Hot Tip: If you need some inspiration on where to stay during your time in Tuscany, check out these lovely boutique hotels.
Milan and the Italian Lakes Region, including Lake Como, are geographically close, so many visitors often include both areas in 1 trip. If you dream of spending lazy summer days basking in the sun onboard a yacht floating on Lake Como, then, by all means, plan your visit for the summer (and please send me an invitation)! But expect crowds, because summer is peak travel season for this region. Summer temperatures reach 80 to 85 degrees with very high humidity.

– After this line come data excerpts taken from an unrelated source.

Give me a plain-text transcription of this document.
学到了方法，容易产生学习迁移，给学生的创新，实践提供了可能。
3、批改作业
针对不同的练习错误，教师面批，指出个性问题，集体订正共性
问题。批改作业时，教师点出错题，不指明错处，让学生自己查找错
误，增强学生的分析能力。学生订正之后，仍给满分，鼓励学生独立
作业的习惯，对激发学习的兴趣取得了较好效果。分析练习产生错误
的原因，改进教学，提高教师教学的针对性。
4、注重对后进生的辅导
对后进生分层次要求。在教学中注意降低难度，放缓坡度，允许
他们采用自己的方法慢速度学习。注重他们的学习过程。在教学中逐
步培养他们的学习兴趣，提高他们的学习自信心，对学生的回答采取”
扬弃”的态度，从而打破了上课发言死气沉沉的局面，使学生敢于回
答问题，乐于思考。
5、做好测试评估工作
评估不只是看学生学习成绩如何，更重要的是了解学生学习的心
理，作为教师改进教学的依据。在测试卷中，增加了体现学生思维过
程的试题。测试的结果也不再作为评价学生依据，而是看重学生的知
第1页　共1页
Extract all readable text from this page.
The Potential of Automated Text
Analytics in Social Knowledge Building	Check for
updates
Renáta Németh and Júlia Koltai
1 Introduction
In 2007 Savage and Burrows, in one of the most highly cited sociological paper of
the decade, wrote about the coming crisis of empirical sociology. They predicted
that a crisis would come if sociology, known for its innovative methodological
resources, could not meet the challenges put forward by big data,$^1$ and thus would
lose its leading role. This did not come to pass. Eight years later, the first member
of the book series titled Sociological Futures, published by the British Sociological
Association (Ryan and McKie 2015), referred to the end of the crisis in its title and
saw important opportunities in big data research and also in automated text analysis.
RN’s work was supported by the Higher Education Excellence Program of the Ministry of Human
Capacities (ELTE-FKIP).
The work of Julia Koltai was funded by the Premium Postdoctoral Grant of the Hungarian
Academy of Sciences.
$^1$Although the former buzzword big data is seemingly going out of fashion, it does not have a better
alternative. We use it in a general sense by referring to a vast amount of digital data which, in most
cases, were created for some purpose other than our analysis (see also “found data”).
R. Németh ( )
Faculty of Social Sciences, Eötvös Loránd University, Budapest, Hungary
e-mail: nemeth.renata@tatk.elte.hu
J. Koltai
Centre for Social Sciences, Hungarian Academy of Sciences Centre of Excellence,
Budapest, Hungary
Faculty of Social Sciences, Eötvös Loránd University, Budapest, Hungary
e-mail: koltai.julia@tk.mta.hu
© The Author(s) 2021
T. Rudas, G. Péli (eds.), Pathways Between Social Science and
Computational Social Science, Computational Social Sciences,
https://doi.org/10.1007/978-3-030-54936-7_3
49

If you’d like to experience smaller crowds along with slightly cooler temperatures, plan to visit Milan and Lake Como in the spring or fall — April, May, September, or October.
If you plan to visit Milan in September or February, be sure to make your hotel reservations early as Fashion Week occurs during these months.
Hot Tip: For a unique place to stay in Milan, check out these boutique hotels.
While there’s never a wrong time to visit Italy, some seasons are better than others. Generally, spring and fall offer the best mix of pleasant weather and manageable crowds. Summer is the high season in Italy, with many tourists flocking to the country’s beaches. If you visit Italy in the summer, expect high temperatures, large crowds, and inflated prices. Winter is a great time to visit if you’d like to avoid crowds or are on a budget. However, many tourist spots, especially in the south, close down for much of the season, so be sure to do your research before you book a winter trip to Italy.
Even though temperatures vary throughout the country, the hottest months in Italy are July and August. In the capital city of Rome, high temperatures can reach 89 degrees during these months.
Plenty of sunshine and warm temperatures make the summer the most popular time to visit the beaches in Italy. Unfortunately, the beaches can be very crowded during this time. To enjoy slightly fewer tourists and milder weather, shoot for the shoulder months of May and September. However, if you want the warmest weather and water, head to the Italian beaches in July or August.
Generally speaking, the winter months are the cheapest months to travel to Italy. February tends to be the least expensive time to visit, with January and November not far behind.
Many Italians take their vacation in August and therefore you’ll see many small and family-owned businesses totally closed during that month. These same Italians, just like tourists, flock to Italy’s beach and resort towns, causing them to be very crowded in August.
While you might think the best time to visit Italian wine country is during the harvest in September, you’d be wrong. While the vineyards are beautiful during this time and the weather is lovely, winemakers are very busy, so tours and experiences may not be available. If you plan your visit during January or February, you’ll have a better chance to meet winemakers that have time for a chat and a tour.
Another great time to visit an Italian winery is in May during Canine Aperte. During this wine festival, many small and boutique wineries open their doors to visitors, offering tours and, of course, plenty of wine tasting.